Nico tapped his cigarette but did not light it. “You want me to manage the noise and the pain. I can do both.” he smirked, “I’ll also make sure no one tries to lynch her before we learn what she is.”
“That is the job,” I said. “And if she does not talk?”
“Then she gets useful pain.” Nico’s voice went flat. “And by useful I mean it leads somewhere. We do not hurt people for sport. We hurt them until they sing facts we can work with.”
There it was. The clean kind of practical cruelty. He knew how to make people compliant without becoming the monster we had to explain later.
“Keep me updated,” I said.
Nico stood. He hesitated at the door and grinned like a man who lived for this exact mess. “Also, try not to torch half the town in the process. The paperwork is a bitch.”
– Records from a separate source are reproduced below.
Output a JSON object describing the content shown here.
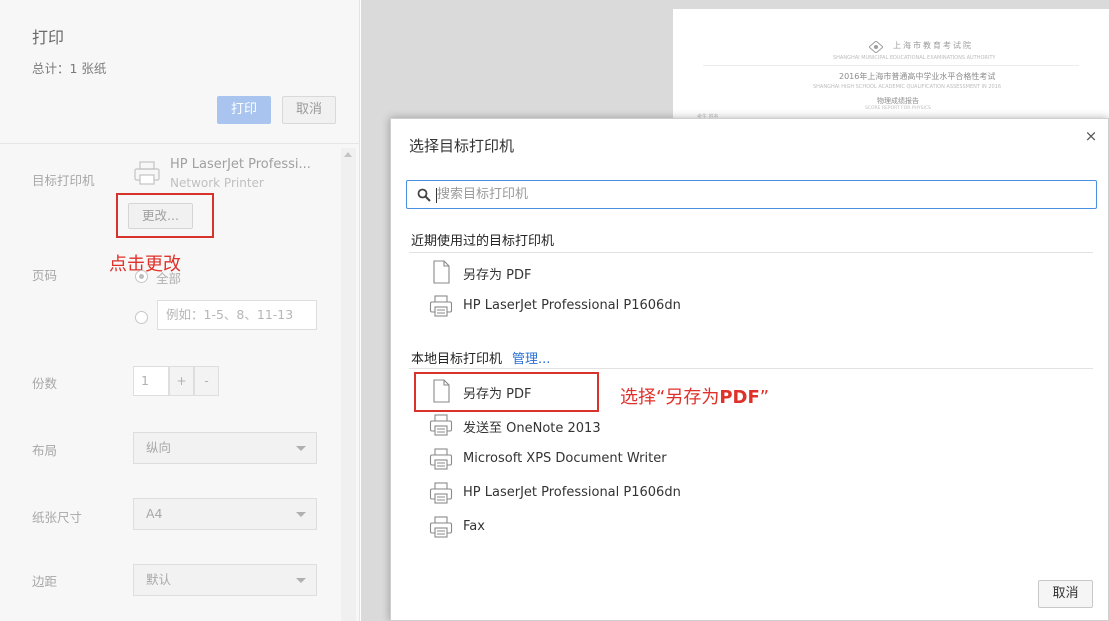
{
  "left_panel": {
    "title": "打印",
    "total": "总计：1 张纸",
    "print_button": "打印",
    "cancel_button": "取消",
    "destination_label": "目标打印机",
    "printer_name": "HP LaserJet Professi...",
    "printer_sub": "Network Printer",
    "change_button": "更改...",
    "annotation": "点击更改",
    "pages_label": "页码",
    "pages_all": "全部",
    "pages_custom_placeholder": "例如：1-5、8、11-13",
    "copies_label": "份数",
    "copies_value": "1",
    "copies_plus": "+",
    "copies_minus": "-",
    "layout_label": "布局",
    "layout_value": "纵向",
    "paper_label": "纸张尺寸",
    "paper_value": "A4",
    "margins_label": "边距",
    "margins_value": "默认"
  },
  "preview": {
    "header_cn": "上海市教育考试院",
    "header_en": "SHANGHAI MUNICIPAL EDUCATIONAL EXAMINATIONS AUTHORITY",
    "exam_title": "2016年上海市普通高中学业水平合格性考试",
    "exam_title_en": "SHANGHAI HIGH SCHOOL ACADEMIC QUALIFICATION ASSESSMENT IN 2016",
    "report_title": "物理成绩报告",
    "report_title_en": "SCORE REPORT FOR PHYSICS",
    "name_label": "考生 姓名"
  },
  "dialog": {
    "title": "选择目标打印机",
    "close": "×",
    "search_placeholder": "搜索目标打印机",
    "recent_header": "近期使用过的目标打印机",
    "recent_items": [
      {
        "label": "另存为 PDF",
        "icon": "document-icon"
      },
      {
        "label": "HP LaserJet Professional P1606dn",
        "icon": "printer-icon"
      }
    ],
    "local_header": "本地目标打印机",
    "manage_link": "管理...",
    "local_items": [
      {
        "label": "另存为 PDF",
        "icon": "document-icon"
      },
      {
        "label": "发送至 OneNote 2013",
        "icon": "printer-icon"
      },
      {
        "label": "Microsoft XPS Document Writer",
        "icon": "printer-icon"
      },
      {
        "label": "HP LaserJet Professional P1606dn",
        "icon": "printer-icon"
      },
      {
        "label": "Fax",
        "icon": "printer-icon"
      }
    ],
    "annotation_prefix": "选择“另存为",
    "annotation_bold": "PDF",
    "annotation_suffix": "”",
    "cancel_button": "取消"
  },
  "colors": {
    "annotation_red": "#e0302a",
    "link_blue": "#2a6fd6",
    "search_border": "#4a90e2"
  }
}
“You are in no position to judge my methods,” I retorted.
“You wish,” Nico laughed, easy as breathing.
“Bring me names, times, statements. I will decide what comes next.”
Nico gave a quick salute like a joke and left. The hall closed behind him.
Alone, I let Lynx speak. The wolf did not howl. He pressed a single, patient thought into the edges of my mind. We will get what we need.
I ran a hand along my jaw. She could be a fraud. She could be a threat. She could be a broken woman who stumbled into a worse mess. It did not matter yet. The only thing that mattered was control.
If she was a fire, I would find where the flame began and douse it. Because unlike Nico, I let my monster run free. No surprises, I never claimed to be a good man after all.